IAT(Figure1 b) 分散分析の結果,メークタイプの主効果,F(1, 34) = 0.30, p = .587, η2p = 0.01,やリーダーシップスタイルの主効果,F(1, 34) = 1.25, p = .272, η2p = 0.04,それらの交互作用,F(1, 34) = 1.23, p = .274, η2p = 0.04,のいずれも有意ではなかった。
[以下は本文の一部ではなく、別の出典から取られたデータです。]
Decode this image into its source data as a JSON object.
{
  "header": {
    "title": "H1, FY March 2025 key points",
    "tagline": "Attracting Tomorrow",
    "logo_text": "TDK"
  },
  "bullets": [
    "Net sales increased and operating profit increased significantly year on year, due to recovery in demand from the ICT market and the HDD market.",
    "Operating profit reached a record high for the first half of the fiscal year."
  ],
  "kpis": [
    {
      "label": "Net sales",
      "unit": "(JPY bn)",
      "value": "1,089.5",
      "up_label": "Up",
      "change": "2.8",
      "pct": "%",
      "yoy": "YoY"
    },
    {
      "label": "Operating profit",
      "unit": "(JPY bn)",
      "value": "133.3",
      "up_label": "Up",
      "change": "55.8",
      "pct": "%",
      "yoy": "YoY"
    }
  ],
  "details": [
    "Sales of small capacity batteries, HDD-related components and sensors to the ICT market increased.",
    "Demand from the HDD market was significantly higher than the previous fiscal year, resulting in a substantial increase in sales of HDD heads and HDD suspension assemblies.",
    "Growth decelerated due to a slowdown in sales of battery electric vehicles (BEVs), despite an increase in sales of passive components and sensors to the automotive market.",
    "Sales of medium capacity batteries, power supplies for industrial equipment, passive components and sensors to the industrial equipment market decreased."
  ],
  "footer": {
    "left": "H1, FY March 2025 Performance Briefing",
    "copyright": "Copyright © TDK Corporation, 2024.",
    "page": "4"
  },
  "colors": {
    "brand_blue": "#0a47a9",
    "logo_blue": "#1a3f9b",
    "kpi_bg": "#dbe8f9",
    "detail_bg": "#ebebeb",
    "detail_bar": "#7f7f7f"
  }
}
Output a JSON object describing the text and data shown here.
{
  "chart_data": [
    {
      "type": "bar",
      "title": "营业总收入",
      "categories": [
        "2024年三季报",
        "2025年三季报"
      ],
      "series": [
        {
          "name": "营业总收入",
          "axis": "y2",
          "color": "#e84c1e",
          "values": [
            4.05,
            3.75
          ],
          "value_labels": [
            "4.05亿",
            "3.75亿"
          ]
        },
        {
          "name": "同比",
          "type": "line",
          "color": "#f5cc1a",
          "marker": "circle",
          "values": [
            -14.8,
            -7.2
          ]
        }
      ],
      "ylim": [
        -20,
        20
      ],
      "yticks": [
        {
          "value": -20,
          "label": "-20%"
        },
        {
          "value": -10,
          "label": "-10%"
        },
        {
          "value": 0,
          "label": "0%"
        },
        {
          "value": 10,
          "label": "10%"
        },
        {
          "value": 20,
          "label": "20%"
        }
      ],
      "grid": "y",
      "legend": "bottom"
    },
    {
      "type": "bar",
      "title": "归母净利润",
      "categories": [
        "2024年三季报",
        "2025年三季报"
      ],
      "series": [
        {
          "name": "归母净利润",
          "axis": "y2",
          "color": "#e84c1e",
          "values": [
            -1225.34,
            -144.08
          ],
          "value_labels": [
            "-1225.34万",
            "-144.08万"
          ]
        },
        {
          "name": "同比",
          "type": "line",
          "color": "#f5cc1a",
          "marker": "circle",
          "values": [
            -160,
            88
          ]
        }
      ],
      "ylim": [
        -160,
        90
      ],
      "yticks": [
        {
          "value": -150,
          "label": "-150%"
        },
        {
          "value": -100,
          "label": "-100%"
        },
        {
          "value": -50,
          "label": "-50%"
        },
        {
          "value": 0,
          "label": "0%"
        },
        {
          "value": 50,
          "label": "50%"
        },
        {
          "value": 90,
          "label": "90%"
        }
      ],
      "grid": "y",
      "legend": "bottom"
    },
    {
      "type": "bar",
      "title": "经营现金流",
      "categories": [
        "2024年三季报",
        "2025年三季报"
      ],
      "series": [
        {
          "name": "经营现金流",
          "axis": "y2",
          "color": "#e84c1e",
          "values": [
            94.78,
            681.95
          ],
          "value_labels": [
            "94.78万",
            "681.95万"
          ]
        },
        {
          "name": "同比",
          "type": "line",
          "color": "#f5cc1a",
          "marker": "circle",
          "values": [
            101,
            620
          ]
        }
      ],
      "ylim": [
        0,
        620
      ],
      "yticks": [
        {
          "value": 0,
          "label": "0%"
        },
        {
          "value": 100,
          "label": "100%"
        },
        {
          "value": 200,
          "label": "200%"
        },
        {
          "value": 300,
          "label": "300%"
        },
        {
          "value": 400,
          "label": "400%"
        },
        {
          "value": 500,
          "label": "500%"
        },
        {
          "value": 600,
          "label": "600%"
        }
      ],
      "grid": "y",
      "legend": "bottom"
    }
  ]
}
 以上の結果はリーダーシップスタイルMの顕在評定において,ライトメーク顔はヘビィメーク顔よりもポジティブに評価されたことを示す。リーダーシップスタイルPについてはライトメークとヘビィメーク共にポジティブに評価され,この間に有意な差は認められなかった。一方で,IATではリーダーシップスタイルによらずメーク顔とリーダーシップに関わるポジティブな性格間に強い連合が認められ,メークタイプ間の差異は有意ではなかった。これらの結果はEtcoffらの結果[2]を支持するものであった。本研究から,ヘビィメークは熟考的な判断時にのみ,協調的な側面においてリーダーシップ評価を低下させることが示された。
引用文献
[1] James et al. (2018). Perception, 47, 540-549.
[2] Etcoff et al. (2011). PLoS ONE, 6, e25656.
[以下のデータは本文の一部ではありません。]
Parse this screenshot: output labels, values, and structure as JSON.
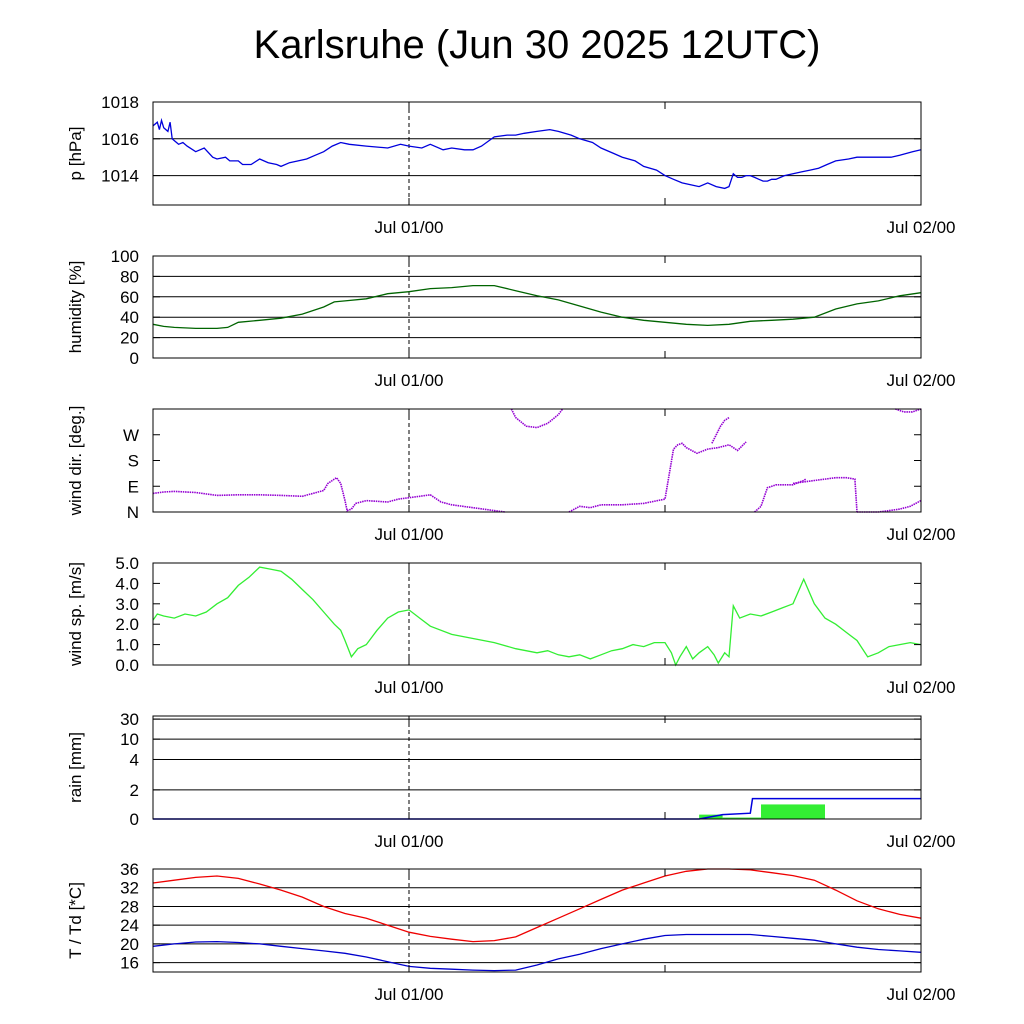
{
  "title": "Karlsruhe (Jun 30 2025 12UTC)",
  "x_axis": {
    "unit": "hours since Jun 30 2025 12UTC",
    "range": [
      0,
      36
    ],
    "tick_labels": [
      {
        "x": 12,
        "label": "Jul 01/00"
      },
      {
        "x": 36,
        "label": "Jul 02/00"
      }
    ],
    "minor_ticks": [
      24
    ],
    "marker_dashed_at": 12
  },
  "colors": {
    "pressure": "#0000dd",
    "humidity": "#006400",
    "wind_dir": "#9400d3",
    "wind_speed": "#33ee33",
    "rain_bar": "#33ee33",
    "rain_cumulative": "#0000dd",
    "temperature": "#ee0000",
    "dewpoint": "#0000cc"
  },
  "chart_data": [
    {
      "type": "line",
      "ylabel": "p [hPa]",
      "ylim": [
        1012.4,
        1018
      ],
      "yticks": [
        {
          "v": 1014,
          "label": "1014"
        },
        {
          "v": 1016,
          "label": "1016"
        },
        {
          "v": 1018,
          "label": "1018"
        }
      ],
      "grid_y": [
        1014,
        1016
      ],
      "series": [
        {
          "color_key": "pressure",
          "x": [
            0,
            0.2,
            0.3,
            0.4,
            0.5,
            0.7,
            0.8,
            0.9,
            1.0,
            1.2,
            1.4,
            1.6,
            2.0,
            2.4,
            2.8,
            3.0,
            3.4,
            3.6,
            4.0,
            4.2,
            4.6,
            5.0,
            5.4,
            5.8,
            6.0,
            6.4,
            6.8,
            7.2,
            7.6,
            8.0,
            8.4,
            8.8,
            9.2,
            10,
            11,
            11.6,
            12,
            12.6,
            13,
            13.6,
            14,
            14.6,
            15,
            15.4,
            16,
            16.6,
            17,
            17.4,
            18,
            18.6,
            19,
            19.6,
            20,
            20.6,
            21,
            21.6,
            22,
            22.6,
            23,
            23.6,
            24.0,
            24.4,
            24.8,
            25.2,
            25.6,
            26.0,
            26.4,
            26.8,
            27.0,
            27.2,
            27.4,
            27.6,
            27.8,
            28.0,
            28.2,
            28.4,
            28.6,
            28.8,
            29.0,
            29.2,
            29.6,
            30.0,
            30.4,
            30.8,
            31.2,
            31.6,
            32.0,
            32.6,
            33.0,
            33.6,
            34.0,
            34.6,
            35.0,
            35.6,
            36.0
          ],
          "y": [
            1016.7,
            1016.9,
            1016.5,
            1017.0,
            1016.6,
            1016.4,
            1016.9,
            1016.0,
            1015.9,
            1015.7,
            1015.8,
            1015.6,
            1015.3,
            1015.5,
            1015.0,
            1014.9,
            1015.0,
            1014.8,
            1014.8,
            1014.6,
            1014.6,
            1014.9,
            1014.7,
            1014.6,
            1014.5,
            1014.7,
            1014.8,
            1014.9,
            1015.1,
            1015.3,
            1015.6,
            1015.8,
            1015.7,
            1015.6,
            1015.5,
            1015.7,
            1015.6,
            1015.5,
            1015.7,
            1015.4,
            1015.5,
            1015.4,
            1015.4,
            1015.6,
            1016.1,
            1016.2,
            1016.2,
            1016.3,
            1016.4,
            1016.5,
            1016.4,
            1016.2,
            1016.0,
            1015.8,
            1015.5,
            1015.2,
            1015.0,
            1014.8,
            1014.5,
            1014.3,
            1014.0,
            1013.8,
            1013.6,
            1013.5,
            1013.4,
            1013.6,
            1013.4,
            1013.3,
            1013.4,
            1014.1,
            1013.9,
            1013.9,
            1014.0,
            1014.0,
            1013.9,
            1013.8,
            1013.7,
            1013.7,
            1013.8,
            1013.8,
            1014.0,
            1014.1,
            1014.2,
            1014.3,
            1014.4,
            1014.6,
            1014.8,
            1014.9,
            1015.0,
            1015.0,
            1015.0,
            1015.0,
            1015.1,
            1015.3,
            1015.4
          ]
        }
      ]
    },
    {
      "type": "line",
      "ylabel": "humidity [%]",
      "ylim": [
        0,
        100
      ],
      "yticks": [
        {
          "v": 0,
          "label": "0"
        },
        {
          "v": 20,
          "label": "20"
        },
        {
          "v": 40,
          "label": "40"
        },
        {
          "v": 60,
          "label": "60"
        },
        {
          "v": 80,
          "label": "80"
        },
        {
          "v": 100,
          "label": "100"
        }
      ],
      "grid_y": [
        20,
        40,
        60,
        80
      ],
      "series": [
        {
          "color_key": "humidity",
          "x": [
            0,
            0.5,
            1.0,
            2.0,
            3.0,
            3.5,
            4.0,
            5.0,
            6.0,
            7.0,
            8.0,
            8.5,
            9.0,
            10.0,
            11.0,
            12.0,
            13.0,
            14.0,
            15.0,
            16.0,
            17.0,
            18.0,
            19.0,
            20.0,
            21.0,
            22.0,
            23.0,
            24.0,
            25.0,
            26.0,
            27.0,
            28.0,
            29.0,
            30.0,
            31.0,
            32.0,
            33.0,
            34.0,
            35.0,
            36.0
          ],
          "y": [
            33,
            31,
            30,
            29,
            29,
            30,
            35,
            37,
            39,
            43,
            50,
            55,
            56,
            58,
            63,
            65,
            68,
            69,
            71,
            71,
            66,
            61,
            57,
            51,
            45,
            40,
            37,
            35,
            33,
            32,
            33,
            36,
            37,
            38,
            40,
            48,
            53,
            56,
            61,
            64
          ]
        }
      ]
    },
    {
      "type": "scatter",
      "ylabel": "wind dir. [deg.]",
      "ylim": [
        0,
        360
      ],
      "yticks": [
        {
          "v": 0,
          "label": "N"
        },
        {
          "v": 90,
          "label": "E"
        },
        {
          "v": 180,
          "label": "S"
        },
        {
          "v": 270,
          "label": "W"
        }
      ],
      "grid_y": [],
      "series": [
        {
          "color_key": "wind_dir",
          "segments": [
            {
              "x": [
                0,
                0.5,
                1.0,
                2.0,
                3.0,
                4.0,
                5.0,
                6.0,
                7.0,
                8.0,
                8.2,
                8.6,
                8.8,
                9.0,
                9.1,
                9.3,
                9.5,
                10.0,
                11.0,
                11.5,
                12.0,
                12.5,
                13.0,
                13.5,
                14.0,
                15.0,
                16.0,
                16.5
              ],
              "y": [
                65,
                70,
                72,
                68,
                58,
                60,
                60,
                58,
                55,
                75,
                100,
                120,
                100,
                40,
                5,
                10,
                30,
                40,
                35,
                45,
                50,
                55,
                60,
                35,
                25,
                15,
                5,
                0
              ]
            },
            {
              "x": [
                16.8,
                17.0,
                17.5,
                18.0,
                18.5,
                19.0,
                19.2
              ],
              "y": [
                360,
                330,
                300,
                295,
                310,
                340,
                360
              ]
            },
            {
              "x": [
                19.5,
                20.0,
                20.5,
                21.0,
                22.0,
                23.0,
                24.0,
                24.4,
                24.6,
                24.8,
                25.0,
                25.5,
                26.0,
                26.5,
                27.0,
                27.2,
                27.4,
                27.6,
                27.8
              ],
              "y": [
                0,
                20,
                15,
                25,
                25,
                30,
                45,
                220,
                235,
                240,
                225,
                205,
                220,
                225,
                235,
                225,
                215,
                230,
                245
              ]
            },
            {
              "x": [
                26.2,
                26.4,
                26.6,
                26.8,
                27.0
              ],
              "y": [
                240,
                270,
                300,
                320,
                330
              ]
            },
            {
              "x": [
                28.2,
                28.5,
                28.8,
                29.0,
                29.2,
                29.6,
                30.0,
                30.3,
                30.5,
                30.6
              ],
              "y": [
                0,
                20,
                85,
                90,
                95,
                95,
                95,
                105,
                110,
                115
              ]
            },
            {
              "x": [
                30.0,
                31.0,
                32.0,
                32.5,
                32.9,
                33.0
              ],
              "y": [
                100,
                110,
                120,
                120,
                115,
                0
              ]
            },
            {
              "x": [
                33.0,
                33.5,
                34.0,
                34.5,
                35.0,
                35.5,
                36.0
              ],
              "y": [
                0,
                0,
                0,
                5,
                10,
                20,
                40
              ]
            },
            {
              "x": [
                34.8,
                35.2,
                35.6,
                36.0
              ],
              "y": [
                360,
                350,
                350,
                360
              ]
            }
          ]
        }
      ]
    },
    {
      "type": "line",
      "ylabel": "wind sp. [m/s]",
      "ylim": [
        0,
        5
      ],
      "yticks": [
        {
          "v": 0,
          "label": "0.0"
        },
        {
          "v": 1,
          "label": "1.0"
        },
        {
          "v": 2,
          "label": "2.0"
        },
        {
          "v": 3,
          "label": "3.0"
        },
        {
          "v": 4,
          "label": "4.0"
        },
        {
          "v": 5,
          "label": "5.0"
        }
      ],
      "grid_y": [],
      "series": [
        {
          "color_key": "wind_speed",
          "x": [
            0,
            0.2,
            0.5,
            1.0,
            1.5,
            2.0,
            2.5,
            3.0,
            3.5,
            4.0,
            4.5,
            5.0,
            5.5,
            6.0,
            6.5,
            7.0,
            7.5,
            8.0,
            8.5,
            8.8,
            9.0,
            9.3,
            9.6,
            10.0,
            10.5,
            11.0,
            11.5,
            12.0,
            12.5,
            13.0,
            14.0,
            15.0,
            16.0,
            17.0,
            18.0,
            18.5,
            19.0,
            19.5,
            20.0,
            20.5,
            21.0,
            21.5,
            22.0,
            22.5,
            23.0,
            23.5,
            24.0,
            24.3,
            24.5,
            24.7,
            25.0,
            25.3,
            25.6,
            26.0,
            26.3,
            26.5,
            26.8,
            27.0,
            27.2,
            27.5,
            28.0,
            28.5,
            29.0,
            29.5,
            30.0,
            30.5,
            31.0,
            31.5,
            32.0,
            32.5,
            33.0,
            33.5,
            34.0,
            34.5,
            35.0,
            35.5,
            36.0
          ],
          "y": [
            2.2,
            2.5,
            2.4,
            2.3,
            2.5,
            2.4,
            2.6,
            3.0,
            3.3,
            3.9,
            4.3,
            4.8,
            4.7,
            4.6,
            4.2,
            3.7,
            3.2,
            2.6,
            2.0,
            1.7,
            1.2,
            0.4,
            0.8,
            1.0,
            1.7,
            2.3,
            2.6,
            2.7,
            2.3,
            1.9,
            1.5,
            1.3,
            1.1,
            0.8,
            0.6,
            0.7,
            0.5,
            0.4,
            0.5,
            0.3,
            0.5,
            0.7,
            0.8,
            1.0,
            0.9,
            1.1,
            1.1,
            0.6,
            0.0,
            0.4,
            0.9,
            0.3,
            0.6,
            0.9,
            0.5,
            0.1,
            0.6,
            0.4,
            2.9,
            2.3,
            2.5,
            2.4,
            2.6,
            2.8,
            3.0,
            4.2,
            3.0,
            2.3,
            2.0,
            1.6,
            1.2,
            0.4,
            0.6,
            0.9,
            1.0,
            1.1,
            1.0
          ]
        }
      ]
    },
    {
      "type": "area",
      "ylabel": "rain [mm]",
      "yticks": [
        {
          "v": 0,
          "label": "0"
        },
        {
          "v": 2,
          "label": "2"
        },
        {
          "v": 4,
          "label": "4"
        },
        {
          "v": 10,
          "label": "10"
        },
        {
          "v": 30,
          "label": "30"
        }
      ],
      "grid_y": [
        2,
        4,
        10,
        30
      ],
      "bars": [
        {
          "x_start": 25.6,
          "x_end": 26.7,
          "value": 0.3
        },
        {
          "x_start": 26.7,
          "x_end": 28.5,
          "value": 0.1
        },
        {
          "x_start": 28.5,
          "x_end": 31.5,
          "value": 1.0
        }
      ],
      "cumulative": {
        "x": [
          0,
          25.6,
          26.7,
          28.0,
          28.1,
          36.0
        ],
        "y": [
          0,
          0,
          0.3,
          0.4,
          1.4,
          1.4
        ]
      }
    },
    {
      "type": "line",
      "ylabel": "T / Td [*C]",
      "ylim": [
        14,
        36
      ],
      "yticks": [
        {
          "v": 16,
          "label": "16"
        },
        {
          "v": 20,
          "label": "20"
        },
        {
          "v": 24,
          "label": "24"
        },
        {
          "v": 28,
          "label": "28"
        },
        {
          "v": 32,
          "label": "32"
        },
        {
          "v": 36,
          "label": "36"
        }
      ],
      "grid_y": [
        16,
        20,
        24,
        28,
        32
      ],
      "series": [
        {
          "color_key": "temperature",
          "x": [
            0,
            1,
            2,
            3,
            4,
            5,
            6,
            7,
            8,
            9,
            10,
            11,
            12,
            13,
            14,
            15,
            16,
            17,
            18,
            19,
            20,
            21,
            22,
            23,
            24,
            25,
            26,
            27,
            28,
            29,
            30,
            31,
            32,
            33,
            34,
            35,
            36
          ],
          "y": [
            33.0,
            33.6,
            34.2,
            34.5,
            34.0,
            32.8,
            31.5,
            30.0,
            28.0,
            26.5,
            25.5,
            24.0,
            22.5,
            21.6,
            21.0,
            20.5,
            20.7,
            21.5,
            23.5,
            25.5,
            27.5,
            29.5,
            31.5,
            33.0,
            34.5,
            35.5,
            36.0,
            36.0,
            35.8,
            35.2,
            34.6,
            33.6,
            31.5,
            29.2,
            27.5,
            26.3,
            25.5
          ]
        },
        {
          "color_key": "dewpoint",
          "x": [
            0,
            1,
            2,
            3,
            4,
            5,
            6,
            7,
            8,
            9,
            10,
            11,
            12,
            13,
            14,
            15,
            16,
            17,
            18,
            19,
            20,
            21,
            22,
            23,
            24,
            25,
            26,
            27,
            28,
            29,
            30,
            31,
            32,
            33,
            34,
            35,
            36
          ],
          "y": [
            19.5,
            20.0,
            20.4,
            20.5,
            20.3,
            20.0,
            19.5,
            19.0,
            18.5,
            18.0,
            17.2,
            16.2,
            15.2,
            14.8,
            14.6,
            14.4,
            14.3,
            14.4,
            15.5,
            16.8,
            17.8,
            19.0,
            20.0,
            21.0,
            21.8,
            22.0,
            22.0,
            22.0,
            22.0,
            21.6,
            21.2,
            20.8,
            20.0,
            19.3,
            18.8,
            18.5,
            18.2
          ]
        }
      ]
    }
  ]
}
[3] 三隅二不二 (1982). リーダーシップ行動の科学, 有斐閣.
[4] Tagai et al. (2017). PLoS ONE, 12, e0172489.
[5] 村井・猪俣. (2010). 実験社会心理学研究, 50, 28-36.
[6] Greenwald et al. (2003). Journal of Personality and Social Psychology, 85, 197-216.